There is plenty of room for disagreement here. That is the point. By making my beliefs and assumptions explicit I am allowing others in to the dialogue ate the pre-solution stage. This dialogue can be both stimulating and challenging. When was the last time you were invited to engage in school improvement in this way?

Step 4: Describe how the problem manifests in your school.

Complex problems may appear the same superficially across schools, but the nuances of context are important.

In relation to the quality of teaching, we may consider the staff profile, cultural norms around individualism or collectivism, past change efforts and their success, relationships between groups horizontally and hierarchically, systems such as performance related pay, and the prevailing view on what we mean by ‘good teaching’. By understanding the systemic factors which have taken us to this point and will help or hinder efforts to change we help avoid false-attributions about individual blame or competence.

Causal hypotheses should be exposed for scrutiny.

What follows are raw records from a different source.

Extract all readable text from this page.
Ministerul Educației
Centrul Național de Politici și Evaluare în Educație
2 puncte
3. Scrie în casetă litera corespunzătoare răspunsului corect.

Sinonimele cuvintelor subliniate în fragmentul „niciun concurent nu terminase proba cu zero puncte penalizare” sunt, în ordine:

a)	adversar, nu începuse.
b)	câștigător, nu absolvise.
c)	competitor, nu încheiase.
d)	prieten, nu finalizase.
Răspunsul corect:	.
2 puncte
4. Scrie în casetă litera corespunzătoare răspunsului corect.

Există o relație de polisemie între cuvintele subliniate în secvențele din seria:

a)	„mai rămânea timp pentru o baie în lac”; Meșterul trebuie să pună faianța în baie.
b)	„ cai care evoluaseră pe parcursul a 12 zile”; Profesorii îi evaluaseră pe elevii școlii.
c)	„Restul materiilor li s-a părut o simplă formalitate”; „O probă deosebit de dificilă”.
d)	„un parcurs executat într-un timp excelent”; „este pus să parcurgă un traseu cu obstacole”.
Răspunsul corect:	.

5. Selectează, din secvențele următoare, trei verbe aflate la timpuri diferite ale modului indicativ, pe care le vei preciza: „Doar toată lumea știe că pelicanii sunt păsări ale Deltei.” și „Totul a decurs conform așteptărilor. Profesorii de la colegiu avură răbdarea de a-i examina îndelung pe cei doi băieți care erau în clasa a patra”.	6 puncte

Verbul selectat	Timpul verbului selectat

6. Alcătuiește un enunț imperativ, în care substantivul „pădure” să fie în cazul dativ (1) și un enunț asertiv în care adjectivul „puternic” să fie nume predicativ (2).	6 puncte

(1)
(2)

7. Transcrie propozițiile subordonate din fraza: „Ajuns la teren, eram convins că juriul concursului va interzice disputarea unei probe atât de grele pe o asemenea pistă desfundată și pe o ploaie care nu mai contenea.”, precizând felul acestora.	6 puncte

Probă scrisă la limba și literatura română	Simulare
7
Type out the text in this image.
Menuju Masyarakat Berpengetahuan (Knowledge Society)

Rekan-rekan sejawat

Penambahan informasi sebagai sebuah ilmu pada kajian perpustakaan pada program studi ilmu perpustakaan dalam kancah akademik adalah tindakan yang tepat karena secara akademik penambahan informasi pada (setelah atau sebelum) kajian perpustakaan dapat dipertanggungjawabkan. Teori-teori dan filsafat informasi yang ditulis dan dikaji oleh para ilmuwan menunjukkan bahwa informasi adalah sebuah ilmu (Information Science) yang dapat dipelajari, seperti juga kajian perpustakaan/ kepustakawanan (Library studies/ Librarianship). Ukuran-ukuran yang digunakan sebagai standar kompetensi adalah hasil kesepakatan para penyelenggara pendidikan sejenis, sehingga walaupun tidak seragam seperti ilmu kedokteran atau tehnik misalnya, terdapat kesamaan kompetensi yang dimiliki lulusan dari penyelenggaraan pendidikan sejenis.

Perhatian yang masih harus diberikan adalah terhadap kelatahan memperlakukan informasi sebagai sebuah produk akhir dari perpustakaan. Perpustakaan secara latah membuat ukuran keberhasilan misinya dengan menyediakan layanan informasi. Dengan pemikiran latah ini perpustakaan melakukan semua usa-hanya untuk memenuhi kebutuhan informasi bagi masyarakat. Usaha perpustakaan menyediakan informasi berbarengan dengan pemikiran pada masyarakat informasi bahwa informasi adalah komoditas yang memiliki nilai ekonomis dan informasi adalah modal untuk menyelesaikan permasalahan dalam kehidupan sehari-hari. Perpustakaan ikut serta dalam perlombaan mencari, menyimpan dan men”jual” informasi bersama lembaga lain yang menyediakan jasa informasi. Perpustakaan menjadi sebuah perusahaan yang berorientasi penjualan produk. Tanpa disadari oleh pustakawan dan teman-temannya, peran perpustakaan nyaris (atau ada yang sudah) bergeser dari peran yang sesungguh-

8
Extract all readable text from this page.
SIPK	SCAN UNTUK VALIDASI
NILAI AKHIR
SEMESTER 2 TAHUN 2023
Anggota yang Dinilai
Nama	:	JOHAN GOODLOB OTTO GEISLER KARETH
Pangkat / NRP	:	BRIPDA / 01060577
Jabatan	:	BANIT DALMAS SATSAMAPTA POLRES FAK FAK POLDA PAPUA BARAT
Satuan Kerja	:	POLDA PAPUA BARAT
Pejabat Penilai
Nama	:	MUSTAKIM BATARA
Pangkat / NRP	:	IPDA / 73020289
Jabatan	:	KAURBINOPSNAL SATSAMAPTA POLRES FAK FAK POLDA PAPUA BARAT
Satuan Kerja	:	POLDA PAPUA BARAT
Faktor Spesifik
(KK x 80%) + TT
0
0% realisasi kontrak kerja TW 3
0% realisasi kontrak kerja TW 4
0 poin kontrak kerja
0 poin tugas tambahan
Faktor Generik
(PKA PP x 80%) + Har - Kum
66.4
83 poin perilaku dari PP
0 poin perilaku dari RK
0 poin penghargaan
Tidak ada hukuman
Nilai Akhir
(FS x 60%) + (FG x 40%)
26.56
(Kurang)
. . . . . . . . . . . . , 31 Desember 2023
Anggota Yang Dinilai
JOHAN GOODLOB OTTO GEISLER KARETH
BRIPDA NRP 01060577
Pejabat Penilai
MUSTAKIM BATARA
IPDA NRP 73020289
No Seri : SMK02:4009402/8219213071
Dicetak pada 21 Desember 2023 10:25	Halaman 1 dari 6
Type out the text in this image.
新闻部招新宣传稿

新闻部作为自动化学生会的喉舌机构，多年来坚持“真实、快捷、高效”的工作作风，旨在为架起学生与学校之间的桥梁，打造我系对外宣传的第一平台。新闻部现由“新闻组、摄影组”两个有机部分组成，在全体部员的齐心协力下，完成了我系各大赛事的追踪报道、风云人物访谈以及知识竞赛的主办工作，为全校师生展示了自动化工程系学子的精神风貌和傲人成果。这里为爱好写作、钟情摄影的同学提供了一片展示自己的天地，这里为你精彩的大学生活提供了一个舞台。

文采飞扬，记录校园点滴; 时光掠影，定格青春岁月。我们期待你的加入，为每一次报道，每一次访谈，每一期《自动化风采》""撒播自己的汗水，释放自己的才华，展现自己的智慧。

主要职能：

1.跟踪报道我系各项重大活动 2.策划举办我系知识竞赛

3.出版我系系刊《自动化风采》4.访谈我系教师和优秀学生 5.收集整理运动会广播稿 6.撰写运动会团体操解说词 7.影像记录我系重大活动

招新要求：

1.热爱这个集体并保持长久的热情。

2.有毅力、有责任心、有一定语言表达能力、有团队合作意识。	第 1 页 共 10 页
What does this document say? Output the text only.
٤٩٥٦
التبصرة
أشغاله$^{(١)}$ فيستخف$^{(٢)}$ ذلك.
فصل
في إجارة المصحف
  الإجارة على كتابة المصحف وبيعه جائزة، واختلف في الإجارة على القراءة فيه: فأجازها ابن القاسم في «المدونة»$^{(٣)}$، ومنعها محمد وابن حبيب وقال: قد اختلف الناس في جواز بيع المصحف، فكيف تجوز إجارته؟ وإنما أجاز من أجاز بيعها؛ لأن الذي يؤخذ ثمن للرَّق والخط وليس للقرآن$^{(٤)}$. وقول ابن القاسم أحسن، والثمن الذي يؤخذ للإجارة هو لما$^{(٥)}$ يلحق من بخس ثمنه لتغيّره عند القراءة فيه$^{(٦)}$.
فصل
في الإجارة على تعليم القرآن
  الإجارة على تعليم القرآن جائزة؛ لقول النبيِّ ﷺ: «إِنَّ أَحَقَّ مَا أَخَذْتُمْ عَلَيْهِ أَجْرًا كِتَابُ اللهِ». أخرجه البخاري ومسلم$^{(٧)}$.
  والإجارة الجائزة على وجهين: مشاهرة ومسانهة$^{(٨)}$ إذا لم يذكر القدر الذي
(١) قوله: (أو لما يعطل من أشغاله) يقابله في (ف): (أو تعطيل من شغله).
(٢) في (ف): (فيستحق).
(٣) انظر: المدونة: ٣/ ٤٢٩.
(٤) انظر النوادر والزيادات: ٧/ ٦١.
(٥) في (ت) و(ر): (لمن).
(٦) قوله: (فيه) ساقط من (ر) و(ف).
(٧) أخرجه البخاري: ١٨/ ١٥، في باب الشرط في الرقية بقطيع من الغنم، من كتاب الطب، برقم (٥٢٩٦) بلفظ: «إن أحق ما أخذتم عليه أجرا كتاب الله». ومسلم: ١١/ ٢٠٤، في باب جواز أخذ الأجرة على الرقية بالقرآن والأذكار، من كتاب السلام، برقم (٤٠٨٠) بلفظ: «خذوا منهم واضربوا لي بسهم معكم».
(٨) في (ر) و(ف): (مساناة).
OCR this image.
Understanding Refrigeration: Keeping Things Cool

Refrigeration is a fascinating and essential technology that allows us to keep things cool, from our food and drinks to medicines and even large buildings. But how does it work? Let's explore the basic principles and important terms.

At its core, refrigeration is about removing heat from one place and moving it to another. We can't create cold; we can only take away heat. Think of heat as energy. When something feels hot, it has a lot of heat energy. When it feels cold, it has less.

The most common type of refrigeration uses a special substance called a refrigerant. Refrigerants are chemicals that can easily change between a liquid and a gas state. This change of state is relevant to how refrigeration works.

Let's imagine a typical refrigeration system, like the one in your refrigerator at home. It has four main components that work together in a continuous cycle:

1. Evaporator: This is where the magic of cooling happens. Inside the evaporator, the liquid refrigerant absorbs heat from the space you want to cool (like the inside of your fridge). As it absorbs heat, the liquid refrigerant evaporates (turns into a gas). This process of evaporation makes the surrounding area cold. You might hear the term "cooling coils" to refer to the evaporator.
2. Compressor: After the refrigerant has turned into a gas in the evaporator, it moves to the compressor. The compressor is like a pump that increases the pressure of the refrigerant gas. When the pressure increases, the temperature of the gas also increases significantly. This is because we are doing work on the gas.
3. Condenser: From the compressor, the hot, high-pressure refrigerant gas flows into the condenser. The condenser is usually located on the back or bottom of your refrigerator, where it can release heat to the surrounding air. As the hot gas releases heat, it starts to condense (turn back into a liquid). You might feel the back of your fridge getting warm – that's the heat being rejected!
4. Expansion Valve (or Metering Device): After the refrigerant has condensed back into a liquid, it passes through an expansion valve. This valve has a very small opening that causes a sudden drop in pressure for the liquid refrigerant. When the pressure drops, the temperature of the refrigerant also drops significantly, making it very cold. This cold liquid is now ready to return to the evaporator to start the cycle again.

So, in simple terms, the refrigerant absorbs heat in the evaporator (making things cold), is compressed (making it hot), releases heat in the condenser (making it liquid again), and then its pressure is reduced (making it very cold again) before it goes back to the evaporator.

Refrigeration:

Whilst leaders may attribute low standards to teachers’ unwillingness to follow guidance, teachers may point to how the guidance does not make sense in their context. These perceptual gaps are a hindrance to change and should be uncovered, however painful that may be. Rather than seeing this as conflict to be avoided, we should view it as a process of reaching a shared definition of the problem we are trying to solve.

The emphasis so far has been on perspectives rather than evidence. I have deliberately steered away from an ‘evidence-led’ approach as I find that this often leads to a narrow, over-simplified view of the problem. The rationalist approach of looking at data, creating a hypothesis, triangulating the data to improve validity, and so on, has its place but it underplays the lived experience of those in the school and risks over-valuing the measurable. Culturally, I would rather be in a school that engages in dialogue about the school’s problems than one which collects data to analyse them, and whilst the two are not mutually exclusive, the choice will give the organisation a very different ‘flavour’.

Besides which, who is to say that our perspectives are not informed by evidence and this evidence is less valuable than more ‘harvested’ varieties? It is right to stress-test our theories against something less subjective, but changing behaviour is dependent on changing minds: spreadsheets, surveys, and quality frameworks often fail to inspire a fundamental reappraisal of one’s core beliefs.

Finding a better balance between solution and problem orientation may also lead us to better self-evaluation practices in schools, and therefore better school improvement. If we think about self-evaluation as a process of evidence collection which school leaders design and control we end up with the managerialist behaviour which has become so common in schools in recent years. However, if we conceptualise self-evaluation as a process of reaching a shared understanding of the school’s problems through clear articulation, open dialogue, and a willingness to change our mind, we may begin to find solutions which make sense to those beyond those in leadership positions.